Minister of Defense Luis Hernández has ordered what he calls a “deep and wide” investigation of how a car and van filled with cash gained access to the national defense headquarters parking lot Thursday and why “Big Money” Don Naza was admitted to the main building of the complex.
“A number of very serious military protocols were violated in the incident and I want to find who was responsible and why the violations occurred,” Hernández said Friday. “We will conduct an extensive review of all personnel involved, review security video and written reports. If criminal activity happened, and I have a suspicion that it did, we will expose it and make arrests. Our policy is zero tolerance for activity that violates our code of honor.”
He added: “Everyone working Thursday in the facility is currently a suspect.”
In a video post on social media, Hernández said it was “incredible” that vehicles filled with cash, one of them with fake registration and an unregistered license plate, could gain access to Ministry headquarters. “The guards are instructed to check the records of all entering vehicles and conduct a search of those not belonging to authorized personnel.”
He is also demanding to know how Miguel Nazareno, alias Don Naza, was allowed entry to the Ministry headquarters building. “Because of the ongoing investigation in Los Rios, he is on the list of persons not allowed on the premises.”
Hernández speculated that Nazareno, a former army officer, showed counterfeit military ID. “If this was the case, this should have been checked, which would have revealed he is on the non-entry list.”
Five people in the car and van were arrested in the Ministry parking lot and what was described as a “very large amount of cash” was confiscated. Nazareno, already in the building at the time of the arrests, escaped through a side entrance.
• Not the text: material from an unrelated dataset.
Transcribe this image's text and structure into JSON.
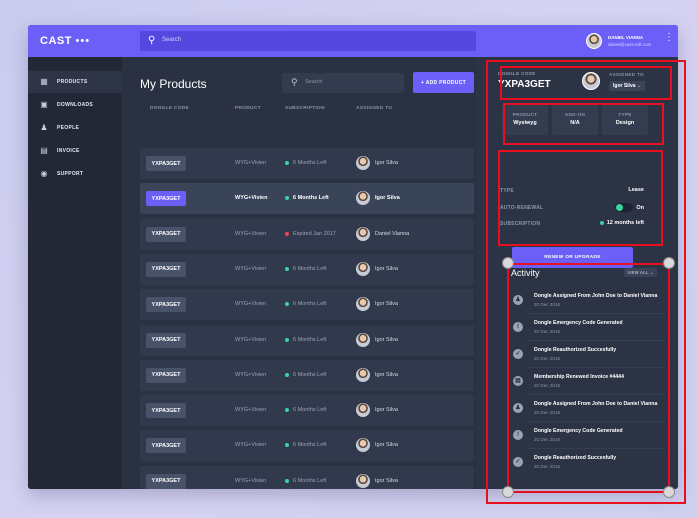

Nazareno and his Quevedo -based “Big Money” investment and loan operation offered high interest rates on investments and was shut down in June 2021. According to one investigator, the operation appears to have been involved in laundering drug money. Nazareno has not been arrested but he has failed to show up for three court appearances related to the case.
The investigator speculated that Nazareno’s presence at military headquarters could suggest an attempt to bribe military officers in charge of drug interdiction activities in Guayas, Santa Elena, Manibi and Esmeraldas Provinces. “Military operations, including new radar operations, are making it more difficult to offload and repack drug shipments and we know that the traffickers are upset about these efforts.”
The investigator, who spoke to a Manta radio station on condition of anonymity, said it is also possible that the cash was intended for Ministry personnel who had invested in “Big Money.” In some cases, the scheme paid 20 percent interest a week on investments. “I don’t think this is a suitable explanation,” he said. “Why would Don Naza himself be at the headquarters.”